Houghton J D, Turner L, Brown S B

机构信息

Department of Biochemistry, University of Leeds, U.K.

出版信息

Biochem J. 1988 Sep 15;254(3):907-10. doi: 10.1042/bj2540907.

DOI:10.1042/bj2540907

原文链接:https://pmc.ncbi.nlm.nih.gov/articles/PMC1135170/

Abstract

Pigment synthesis in four strains of the unicellular red alga Cyanidium caldarium with different pigment-synthesizing patterns was inhibited in the presence of gabaculine (3-amino-2,3-dihydrobenzoic acid). Parallel inhibition of light-induced chlorophyll and phycocyanin synthesis was observed in strain III-D-2, which only synthesizes pigments in the light. Similar parallel inhibition was observed in the dark in mutant CPD, which is able to synthesize chlorophyll and phycocyanin in the absence of light.
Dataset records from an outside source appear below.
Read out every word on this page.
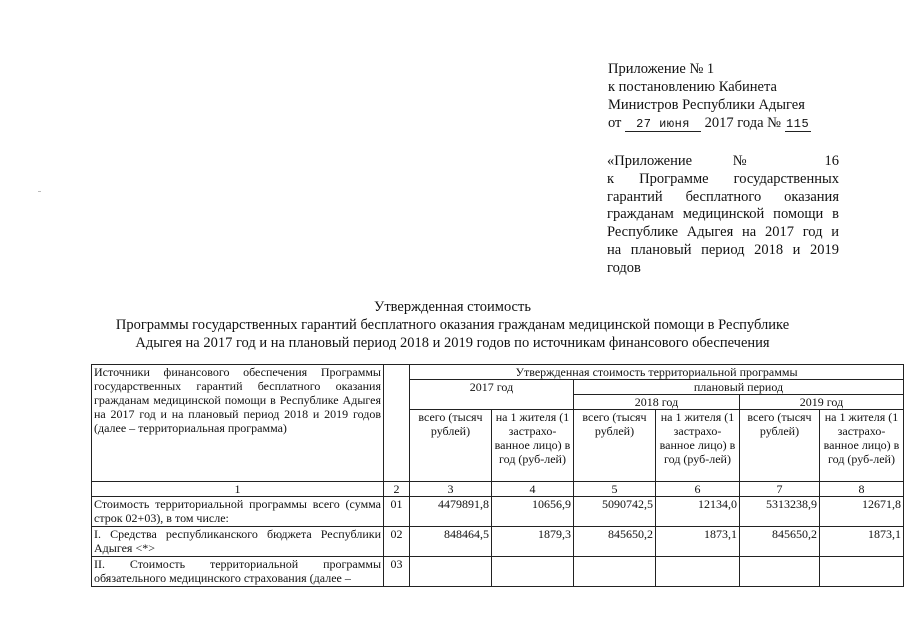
Приложение № 1
к постановлению Кабинета
Министров Республики Адыгея
от 27 июня 2017 года № 115
«Приложение № 16
к Программе государственных
гарантий бесплатного оказания
гражданам медицинской помощи в
Республике Адыгея на 2017 год и
на плановый период 2018 и 2019
годов
Утвержденная стоимость
Программы государственных гарантий бесплатного оказания гражданам медицинской помощи в Республике
Адыгея на 2017 год и на плановый период 2018 и 2019 годов по источникам финансового обеспечения
Источники финансового обеспечения Программы государственных гарантий бесплатного оказания гражданам медицинской помощи в Республике Адыгея на 2017 год и на плановый период 2018 и 2019 годов (далее – территориальная программа)		Утвержденная стоимость территориальной программы					
		2017 год		плановый период			
				2018 год		2019 год	
		всего (тысяч рублей)	на 1 жителя (1 застрахо-ванное лицо) в год (руб-лей)	всего (тысяч рублей)	на 1 жителя (1 застрахо-ванное лицо) в год (руб-лей)	всего (тысяч рублей)	на 1 жителя (1 застрахо-ванное лицо) в год (руб-лей)
1	2	3	4	5	6	7	8
Стоимость территориальной программы всего (сумма строк 02+03), в том числе:	01	4479891,8	10656,9	5090742,5	12134,0	5313238,9	12671,8
I. Средства республиканского бюджета Республики Адыгея <*>	02	848464,5	1879,3	845650,2	1873,1	845650,2	1873,1
II. Стоимость территориальной программы обязательного медицинского страхования (далее –	03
Inhibition of pigment synthesis in all strains was overcome by addition of 5-aminolaevulinic acid. Inhibition of phycocyanin synthesis in mutant GGB (unable to synthesize chlorophyll) and inhibition of chlorophyll synthesis in mutant III-C (unable to synthesize phycocyanin) were also observed. Gabaculine also inhibited the heterotrophic growth of C. caldarium in the dark. However, inhibition was overcome after an extended lag period, following which cell growth proceeded at a similar rate to that of control cells not exposed to gabaculine. Heterotrophic growth in cells pre-exposed to gabaculine was not inhibited by subsequent exposure. Possible mechanisms for this adaptation are discussed.

摘要

在加巴喷丁（3-氨基-2,3-二氢苯甲酸）存在的情况下，四种具有不同色素合成模式的单细胞红藻蓝氏红球藻菌株中的色素合成受到抑制。在仅在光照下合成色素的III-D-2菌株中，观察到光诱导的叶绿素和藻蓝蛋白合成受到平行抑制。在能够在无光条件下合成叶绿素和藻蓝蛋白的突变体CPD中，在黑暗中也观察到类似的平行抑制。通过添加5-氨基乙酰丙酸克服了所有菌株中色素合成的抑制。在突变体GGB（无法合成叶绿素）中观察到藻蓝蛋白合成的抑制，在突变体III-C（无法合成藻蓝蛋白）中观察到叶绿素合成的抑制。加巴喷丁还抑制了蓝氏红球藻在黑暗中的异养生长。然而，在延长的延迟期后抑制被克服，此后细胞生长以与未暴露于加巴喷丁的对照细胞相似的速率进行。预先暴露于加巴喷丁的细胞中的异养生长不受随后暴露的抑制。讨论了这种适应的可能机制。